🔴🔴🔴 fix: skip `clean_up_tokenization` for BPE tokenizers in `PreTrainedTokenizerFast` (#44915)
* fix: skip clean_up_tokenization for BPE tokenizers
clean_up_tokenization applies BERT-era string replacements (` .` → `.`,
` !` → `!`, etc.) that are destructive for BPE tokenizers where spaces
are encoded as part of tokens. This adds a guard that skips the cleanup
when the backend model is BPE and emits a warning_once suggesting the
user set clean_up_tokenization_spaces=False.
Fixes #35175
* test: add test for BPE tokenizer skipping clean_up_tokenization
Verifies that BPE tokenizers preserve spaces before punctuation
even when clean_up_tokenization_spaces=True.

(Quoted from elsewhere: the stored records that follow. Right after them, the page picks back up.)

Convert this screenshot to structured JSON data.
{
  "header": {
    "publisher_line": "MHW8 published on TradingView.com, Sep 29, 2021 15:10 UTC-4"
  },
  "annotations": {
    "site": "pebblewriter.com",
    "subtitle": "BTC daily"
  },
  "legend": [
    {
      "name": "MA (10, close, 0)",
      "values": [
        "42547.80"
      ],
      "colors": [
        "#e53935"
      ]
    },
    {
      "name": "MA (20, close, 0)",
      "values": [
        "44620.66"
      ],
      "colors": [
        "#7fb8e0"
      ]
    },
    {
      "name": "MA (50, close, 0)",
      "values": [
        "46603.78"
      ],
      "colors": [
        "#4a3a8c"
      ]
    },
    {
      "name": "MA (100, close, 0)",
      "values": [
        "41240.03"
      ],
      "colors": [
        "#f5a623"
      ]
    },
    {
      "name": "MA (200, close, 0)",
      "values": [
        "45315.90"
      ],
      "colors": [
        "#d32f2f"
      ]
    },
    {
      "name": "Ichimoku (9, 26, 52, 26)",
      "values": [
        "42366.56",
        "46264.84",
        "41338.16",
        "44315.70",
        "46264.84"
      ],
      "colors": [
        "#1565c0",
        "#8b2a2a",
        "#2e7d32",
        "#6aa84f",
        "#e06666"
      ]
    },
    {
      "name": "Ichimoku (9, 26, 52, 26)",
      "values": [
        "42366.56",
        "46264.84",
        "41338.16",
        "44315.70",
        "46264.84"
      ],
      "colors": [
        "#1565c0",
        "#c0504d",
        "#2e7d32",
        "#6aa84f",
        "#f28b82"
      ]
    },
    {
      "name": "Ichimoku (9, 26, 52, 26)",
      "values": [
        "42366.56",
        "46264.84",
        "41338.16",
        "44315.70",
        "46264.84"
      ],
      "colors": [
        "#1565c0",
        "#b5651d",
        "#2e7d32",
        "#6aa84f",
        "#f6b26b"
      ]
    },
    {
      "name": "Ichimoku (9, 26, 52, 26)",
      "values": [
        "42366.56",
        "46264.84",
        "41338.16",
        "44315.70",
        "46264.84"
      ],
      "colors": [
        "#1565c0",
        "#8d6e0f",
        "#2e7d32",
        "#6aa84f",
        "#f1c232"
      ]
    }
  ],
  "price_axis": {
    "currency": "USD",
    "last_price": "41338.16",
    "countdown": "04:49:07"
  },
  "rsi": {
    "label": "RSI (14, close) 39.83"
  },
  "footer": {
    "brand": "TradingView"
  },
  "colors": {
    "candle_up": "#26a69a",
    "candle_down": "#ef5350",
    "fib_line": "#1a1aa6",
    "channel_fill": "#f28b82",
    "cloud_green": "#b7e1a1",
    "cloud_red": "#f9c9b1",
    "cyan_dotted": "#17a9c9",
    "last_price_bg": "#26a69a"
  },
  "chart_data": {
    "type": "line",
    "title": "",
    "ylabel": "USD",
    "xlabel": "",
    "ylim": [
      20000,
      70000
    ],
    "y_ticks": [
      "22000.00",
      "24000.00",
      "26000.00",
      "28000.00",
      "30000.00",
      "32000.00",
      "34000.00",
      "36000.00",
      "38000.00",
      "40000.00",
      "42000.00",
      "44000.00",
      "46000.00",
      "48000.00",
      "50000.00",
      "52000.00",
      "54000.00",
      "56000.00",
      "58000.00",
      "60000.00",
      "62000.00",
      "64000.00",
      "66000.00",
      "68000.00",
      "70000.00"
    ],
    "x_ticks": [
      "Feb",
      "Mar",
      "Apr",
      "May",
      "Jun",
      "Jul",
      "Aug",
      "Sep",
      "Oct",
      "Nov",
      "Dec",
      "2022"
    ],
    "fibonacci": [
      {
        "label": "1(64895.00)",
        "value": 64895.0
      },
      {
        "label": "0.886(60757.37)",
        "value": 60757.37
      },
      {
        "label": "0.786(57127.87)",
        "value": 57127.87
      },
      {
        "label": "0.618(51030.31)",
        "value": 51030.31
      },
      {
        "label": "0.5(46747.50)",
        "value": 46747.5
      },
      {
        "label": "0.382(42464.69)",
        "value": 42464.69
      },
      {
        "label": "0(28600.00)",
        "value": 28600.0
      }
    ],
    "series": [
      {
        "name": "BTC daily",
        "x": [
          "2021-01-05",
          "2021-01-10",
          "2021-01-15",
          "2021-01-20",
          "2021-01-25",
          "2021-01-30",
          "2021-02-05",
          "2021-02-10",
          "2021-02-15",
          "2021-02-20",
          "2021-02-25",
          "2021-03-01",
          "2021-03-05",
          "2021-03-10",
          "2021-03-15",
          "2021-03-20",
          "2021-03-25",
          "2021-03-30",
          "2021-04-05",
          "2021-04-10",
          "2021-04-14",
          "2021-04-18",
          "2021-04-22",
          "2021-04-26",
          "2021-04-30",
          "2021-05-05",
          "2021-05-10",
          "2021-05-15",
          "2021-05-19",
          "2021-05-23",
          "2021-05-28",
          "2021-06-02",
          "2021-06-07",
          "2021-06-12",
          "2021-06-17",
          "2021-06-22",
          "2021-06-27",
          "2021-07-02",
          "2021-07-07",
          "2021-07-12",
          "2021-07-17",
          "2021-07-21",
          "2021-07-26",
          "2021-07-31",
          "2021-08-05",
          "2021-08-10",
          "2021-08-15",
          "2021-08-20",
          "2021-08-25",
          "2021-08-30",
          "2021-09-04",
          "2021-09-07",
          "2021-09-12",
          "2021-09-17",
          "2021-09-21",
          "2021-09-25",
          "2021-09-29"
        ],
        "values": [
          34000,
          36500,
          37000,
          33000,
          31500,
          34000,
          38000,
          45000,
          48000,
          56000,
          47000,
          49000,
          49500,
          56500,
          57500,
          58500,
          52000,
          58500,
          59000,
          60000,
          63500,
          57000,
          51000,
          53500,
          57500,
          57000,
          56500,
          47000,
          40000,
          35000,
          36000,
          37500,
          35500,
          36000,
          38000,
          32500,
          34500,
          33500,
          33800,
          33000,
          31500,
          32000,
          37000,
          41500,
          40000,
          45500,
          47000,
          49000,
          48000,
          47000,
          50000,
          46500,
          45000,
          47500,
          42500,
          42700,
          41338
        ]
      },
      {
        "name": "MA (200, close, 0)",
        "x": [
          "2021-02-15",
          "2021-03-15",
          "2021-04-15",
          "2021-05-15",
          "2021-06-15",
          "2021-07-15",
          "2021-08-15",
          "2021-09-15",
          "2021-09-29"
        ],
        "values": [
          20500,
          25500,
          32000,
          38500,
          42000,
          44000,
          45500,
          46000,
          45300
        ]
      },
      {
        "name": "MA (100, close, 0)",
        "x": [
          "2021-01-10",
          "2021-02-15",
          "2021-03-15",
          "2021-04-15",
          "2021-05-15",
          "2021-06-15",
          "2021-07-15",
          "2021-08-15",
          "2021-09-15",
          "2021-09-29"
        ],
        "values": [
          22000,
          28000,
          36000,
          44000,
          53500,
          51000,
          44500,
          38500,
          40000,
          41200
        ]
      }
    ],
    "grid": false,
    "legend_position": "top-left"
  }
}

* fix: update tests to expect BPE cleanup skip
clean_up_tokenization is always skipped for BPE tokenizers, even when
explicitly requested, because the cleanup is fundamentally wrong for
BPE (it strips legitimate spaces that are part of the token encoding).
Users who need those string replacements can call
clean_up_tokenization() directly.
Updated test_tokenization_utils.py to expect preserved spacing for
GPT-2 (BPE). Added test in test_tokenization_fast.py verifying the
guard works with an explicit True parameter.
* fix: move BPE test to correct class, use clean roundtrip text
Move test_bpe_tokenizer_skips_clean_up_tokenization_spaces to
PreTrainedTokenizationFastTest (which has bytelevel_bpe_model_name).
Update test_clean_up_tokenization_spaces to use normal text without
artificial WordPiece artifacts — BPE roundtrip preserves originals.
* fix: add leading space to test string for ByteLevel BPE prefix
ByteLevel BPE tokenizers prepend a space during encoding. Use
" Hello world." so the roundtrip matches exactly.
* feat: add escape hatch for BPE cleanup override
Add clean_up_tokenization_spaces_even_though_its_wrong_for_bpe flag
so users who rely on the old behavior can opt back in. The warning
message now mentions this flag. Added test for the override path.
* test: add llama 3 regression test for BPE clean_up_tokenization_spaces skip
Loads the real Meta-Llama-3-8B tokenizer so the test exercises the actual
shipped config (`clean_up_tokenization_spaces=True` + BPE backend) — locks
in the fix against future reverts. Marked @slow so it only runs under
RUN_SLOW=1, consistent with other gated-repo tokenizer tests in this class.